Bringing Value Models Back: Generative Critics for Value Modeling in LLM Reinforcement Learning

Published 12 Apr 2026 in cs.LG, cs.AI, and cs.CL | (2604.10701v1)

Abstract: Credit assignment is a central challenge in reinforcement learning (RL). Classical actor-critic methods address this challenge through fine-grained advantage estimation based on a learned value function. However, learned value models are often avoided in modern LLM RL because conventional discriminative critics are difficult to train reliably. We revisit value modeling and argue that this difficulty is partly due to limited expressiveness. In particular, representation complexity theory suggests that value functions can be hard to approximate under the one-shot prediction paradigm used by existing value models, and our scaling experiments show that such critics do not improve reliably with scale. Motivated by this observation, we propose Generative Actor-Critic (GenAC), which replaces one-shot scalar value prediction with a generative critic that performs chain-of-thought reasoning before producing a value estimate. We further introduce In-Context Conditioning, which helps the critic remain calibrated to the current actor throughout training.
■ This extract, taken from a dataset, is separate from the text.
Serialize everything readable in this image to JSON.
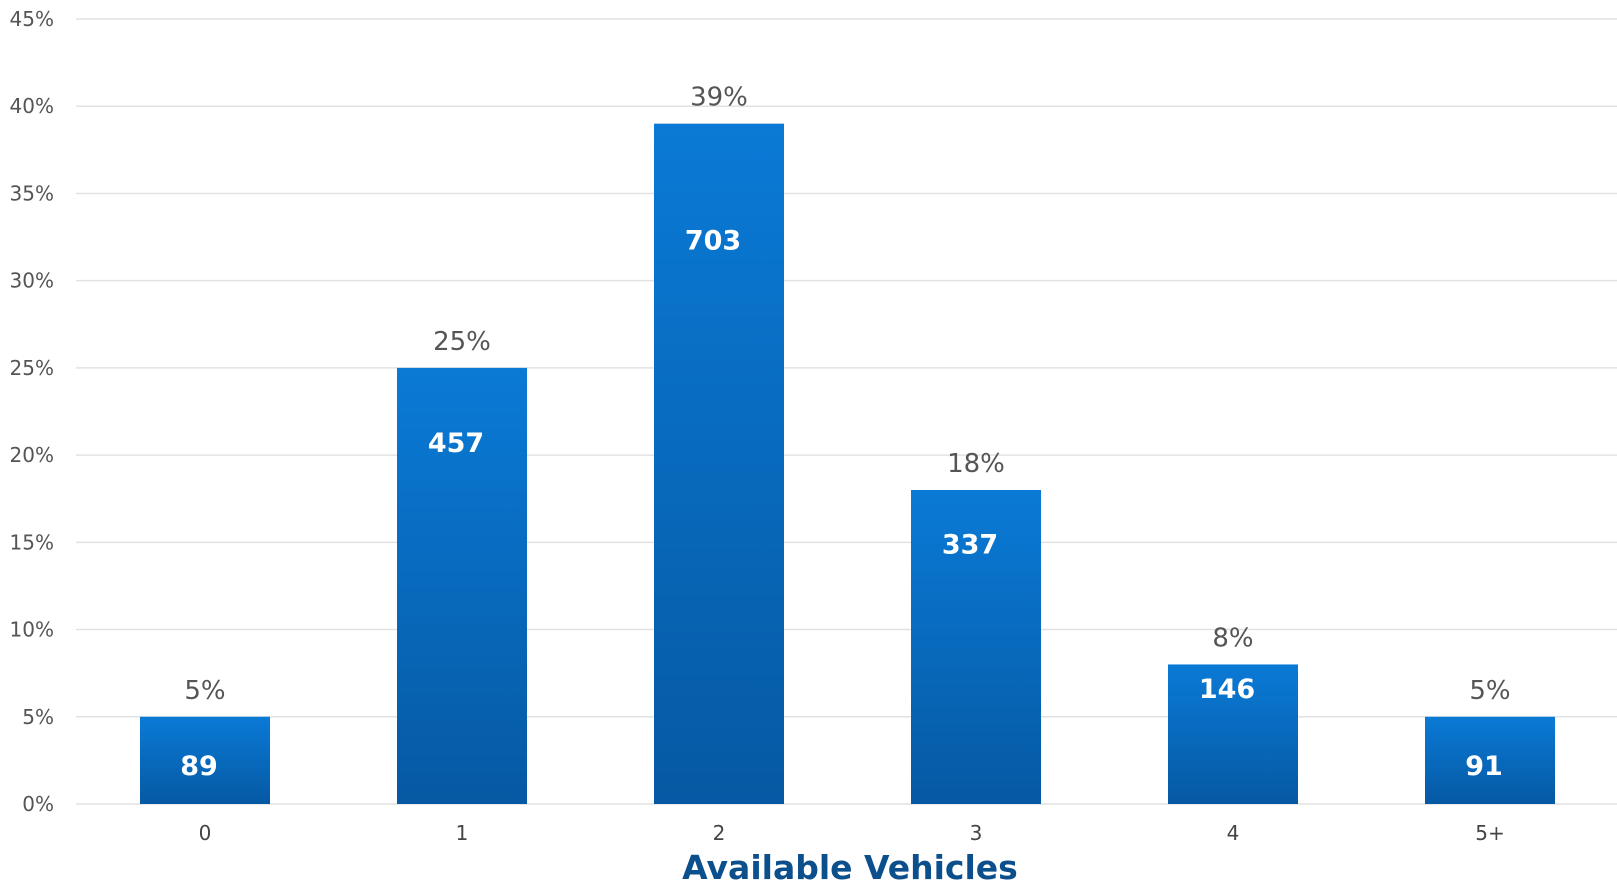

GenAC improves value approximation, ranking reliability, and out-of-distribution generalization, and these gains translate into stronger downstream RL performance than both value-based and value-free baselines. Overall, our results suggest that stronger value modeling is a promising direction for improving credit assignment in LLM reinforcement learning.

Abstract PDF Upgrade to Chat

Authors (4)

Summary

The paper presents GenAC, a generative critic framework that replaces scalar value prediction with chain-of-thought reasoning to improve credit assignment in LLM RL.
It demonstrates that generative critics reduce approximation error and variance, achieving higher sample efficiency and validation accuracy on mathematical reasoning benchmarks.
The study illustrates enhanced interpretability and robustness through In-Context Conditioning, offering precise token-level credit assignment for complex, long-horizon tasks.

Generative Critics for Value Modeling in LLM Reinforcement Learning

Motivation and Problem Statement

The landscape of LLM reinforcement learning is shaped by the need for effective credit assignment. Modern RL-centric LLM post-training, across alignment, mathematical reasoning, and code generation, is constrained by the inability of prevalent methods to provide informative policy gradients over long-horizon trajectories. Value-free methods like GRPO and RLOO, popular for computational simplicity, are fundamentally limited—they estimate uniform trajectory-level advantage, essentially reducing sequence modeling to bandit feedback. This results in poor credit assignment for complex, multi-step tasks. While traditional actor-critic methods such as PPO once addressed this through token-level advantage estimation, their practical impact has diminished at LLM scale due to unreliable value modeling.

This work challenges the notion that value-based approaches are intractable in LLM RL, analyzing the expressivity failure of conventional discriminative critics and proposing an alternative: Generative Actor-Critic (GenAC). GenAC replaces scalar value prediction with chain-of-thought generative value estimation, bolstered by In-Context Conditioning (ICC) for robust policy-awareness throughout training.

Theoretical Limits of Discriminative Critics

The central claim advanced is that the difficulty in value modeling for LLM RL is not purely an optimization artifact, but a representational bottleneck driven by model architecture choices. Discriminative critics, limited by one-shot scalar prediction, cannot express the function complexity required for value estimation in language MDPs. Grounding this, the paper references representation complexity theory, demonstrating that the computation for optimal value functions in MDPs indexed by polynomial-time languages can be $\mathsf{P}$ -complete, while constant-depth Transformers are confined to $\mathsf{TC^0}$ [feng2024rethinking]. As a result, scaling model parameters does not yield improved value function approximation if the model cannot perform serial reasoning steps.

Empirical scaling studies substantiate this: discriminative critics (initialized from variously sized LLMs) show stable but high approximation error regardless of parameter count and high seed sensitivity, confirming the theoretical analysis.

Figure 1: (a) Generative critics outperform discriminative critics in value approximation and scale better with model size. (b) GenAC yields stronger sample efficiency and converges to higher downstream RL validation accuracy on mathematical reasoning benchmarks.

The GenAC Architecture

GenAC's principal innovation is a generative critic that leverages chain-of-thought reasoning prior to emitting a final value estimate. By exploiting the LLM’s natural capacity for autoregressive reasoning, the generative critic can decompose the evaluation problem into sequential subcomputations, addressing expressiveness shortcomings inherent to shallow, single-pass architectures.

In contrast to replacing the LM head with a single-value regressor (standard in discriminative critics), GenAC retains the generative LM head and prompts the model to output a structured reasoning trace terminating with an integer-valued "score" (0–10, normalized), naturally suited for LLMs.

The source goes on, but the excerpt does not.